Fig 6. Silencer or enhancer activity of PAX3/7-bound CRMs nearby DV patterning genes.

(A) Table indicating the presence of PAX3/7-bound CRMs (black) near DV patterning TFs driving dI1–dI3, dI4–dI6, and V0/V1 INs differentiation, along with their chromatin state: opened by PAX (Open, blue), PAX-mediated H3K4me2 deposition (Activ. green), or PAX -mediated H3K27me3 deposition (Rep. dark red). (B) Fluorescence of mCherry (red) and Turquoise (white) on transverse sections of the chick neural tube, 24 h post-electroporation with the reporter plasmids from EF1α (i) or MLP (ii) promoters’ activity. (C, D) Panel i: UCSC Genome Browser screenshots showing normalised FLAG (black tracks) CUT&Tag read distributions in control (CTRL), FLAG-PAX3 (PAX3), FLAG-PAX7 (PAX7) at day 5 of differentiation and normalized H3K27me3 (dark red tracks) or H3K4me2 (green tracks) CUT&Tag read distributions in wild type (WT) and Pax3; Pax7 double-knockout (DKO) organoids at day 6 of differentiation, either treated or not BMP4. Read scales are shown in CPM. Grey bands highlight the position of Dbx1CRM4 chr7:49697106-49701929 (C) and Olig3CRM1 CRMs (chr10:19412350-19416446 (D). Panel ii Position of the shortened (s), or shortened and mutated (sm) version of either Dbx1CRM4 and Olig3CRM1, with the following color scheme: black for PrD, light blue for PrD-HD. Panels iii–v: Images: Fluorescence of mCherry (red) and Turquoise (white) on transverse sections of the chick neural tube, 24 h post-electroporation with pCAG-mCherry and the indicated constructs.

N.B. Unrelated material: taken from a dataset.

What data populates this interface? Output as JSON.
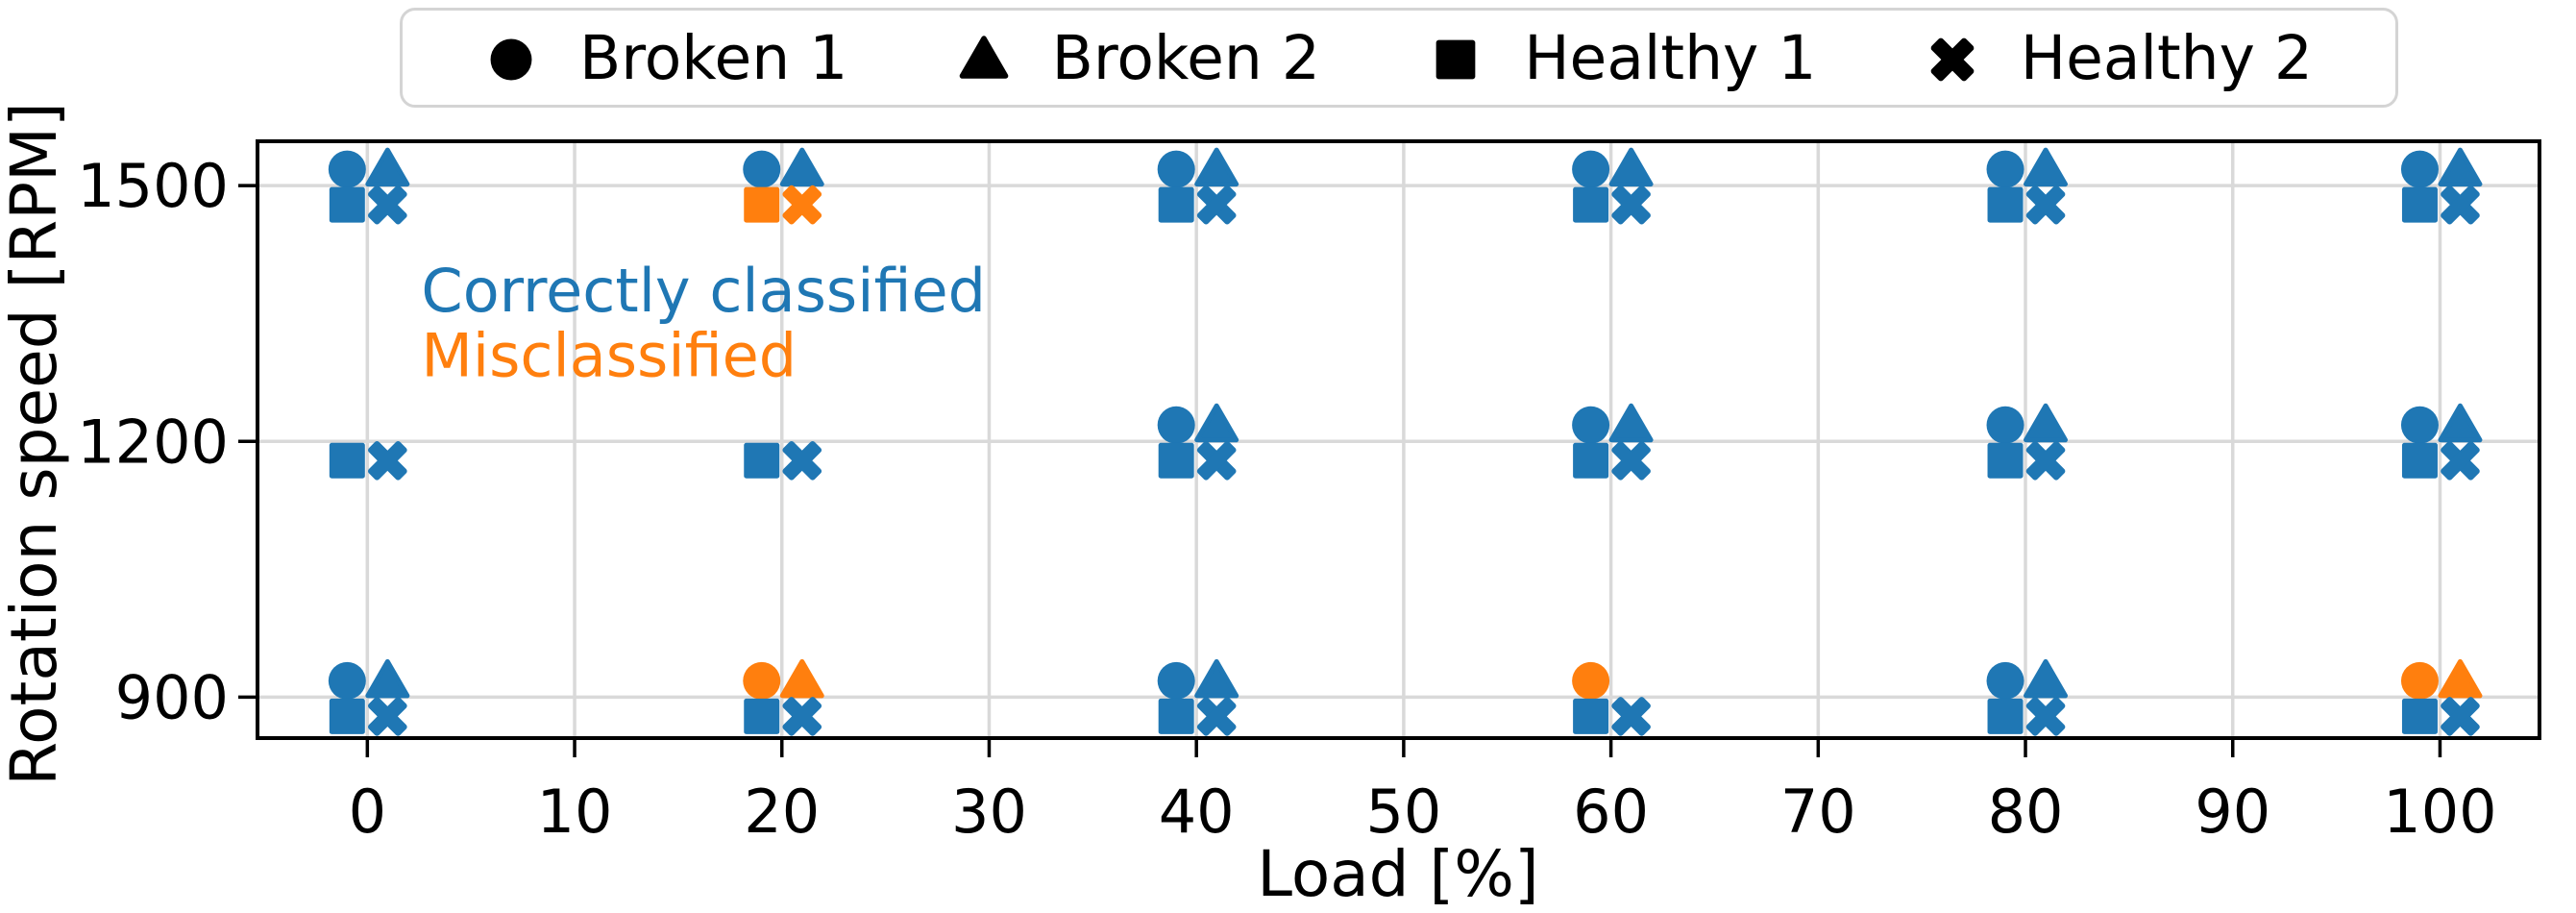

Graphs: Quantification of the ratio between Turquoise and mCherry signal intensities along the dorsoventral (DV) axis of the neural tube (NT) expressed as a percentage of NT length (bar plots represent mean ± s.e.m.; n ≥ 4 embryos). Salmon-colored rectangles indicate the positions of PAX3/7-expressing progenitors. In all images, white dotted lines outline neural tubes. Scale bars: 50 µm. The data underlying this figure can be found in S2 and S7 Tables.